With more than three quarters of firms suffering losses as a result of a price-sapping capacity surplus, China vowed in early 2016 to shut 150-150 million tonnes of annual production in five years in a bid to raise profitability and utilisation rates in the sector. Its capacity then was estimated at 1.2 billion tonnes.
Yu Yong, president of the China Iron and Steel Association (CISA) and chairman of the state-owned Hebei Iron and Steel Group, said as much as 120 million tonnes of annual crude steel capacity had already been closed, allowing average profit margins among CISA members to recover to 4.7 percent last year.

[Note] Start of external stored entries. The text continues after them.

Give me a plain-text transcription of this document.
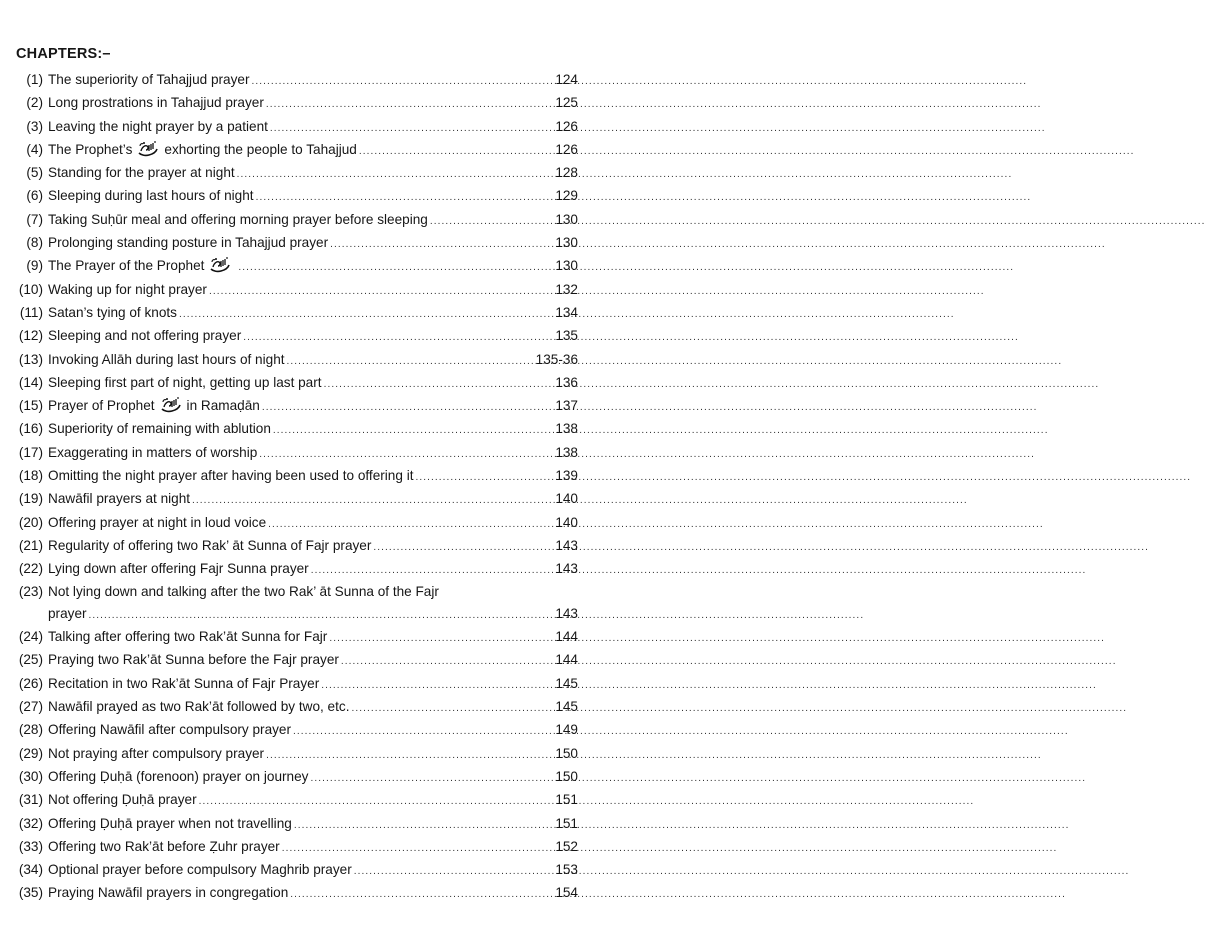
CHAPTERS:–
(1) The superiority of Tahajjud prayer .....	124
(2) Long prostrations in Tahajjud prayer .....	125
(3) Leaving the night prayer by a patient .....	126
(4) The Prophet’s exhorting the people to Tahajjud .....	126
(5) Standing for the prayer at night .....	128
(6) Sleeping during last hours of night .....	129
(7) Taking Suḥūr meal and offering morning prayer before sleeping .....	130
(8) Prolonging standing posture in Tahajjud prayer .....	130
(9) The Prayer of the Prophet .....	130
(10) Waking up for night prayer .....	132
(11) Satan’s tying of knots .....	134
(12) Sleeping and not offering prayer .....	135
(13) Invoking Allāh during last hours of night .....	135-36
(14) Sleeping first part of night, getting up last part .....	136
(15) Prayer of Prophet in Ramaḍān .....	137
(16) Superiority of remaining with ablution .....	138
(17) Exaggerating in matters of worship .....	138
(18) Omitting the night prayer after having been used to offering it .....	139
(19) Nawāfil prayers at night .....	140
(20) Offering prayer at night in loud voice .....	140
(21) Regularity of offering two Rak’ āt Sunna of Fajr prayer .....	143
(22) Lying down after offering Fajr Sunna prayer .....	143
(23) Not lying down and talking after the two Rak’ āt Sunna of the Fajr
prayer .....	143
(24) Talking after offering two Rak’āt Sunna for Fajr .....	144
(25) Praying two Rak’āt Sunna before the Fajr prayer .....	144
(26) Recitation in two Rak’āt Sunna of Fajr Prayer .....	145
(27) Nawāfil prayed as two Rak’āt followed by two, etc. .....	145
(28) Offering Nawāfil after compulsory prayer .....	149
(29) Not praying after compulsory prayer .....	150
(30) Offering Ḍuḥā (forenoon) prayer on journey .....	150
(31) Not offering Ḍuḥā prayer .....	151
(32) Offering Ḍuḥā prayer when not travelling .....	151
(33) Offering two Rak’āt before Ẓuhr prayer .....	152
(34) Optional prayer before compulsory Maghrib prayer .....	153
(35) Praying Nawāfil prayers in congregation .....	154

"On the basis of China's achievements in cutting capacity, China will use methods such as the law, market forces, financial instruments and also mergers and acquisitions to continue easing overcapacity," Yu said, according to a transcript of his speech published on Friday by China Metallurgical News, a CISA-backed publication.
He said China would aim to keep utilisation rates at around 80 percent. They fell to less than 70 percent in 2015.
China aims to close another 30 million tonnes of capacity this year, and it has also shut down around 100 million tonnes of illegal low-grade steel used largely in construction.
"In the future, China's overall steel demand will fluctuate downwards and overcapacity is likely to persist for a relatively sustained period of time," he warned.
China is responsible for around half of global steel production and the massive sector has been blamed for poor air quality in northern China, especially in the steel-producing heartland of Hebei province, where Yu's company is based.
But after policy changes and technological upgrades, the cleanest steel mills in the world were now located in China, Yu said, adding that CISA members had managed to cut energy consumption per tonne of steel by 2.16 percent in 2017.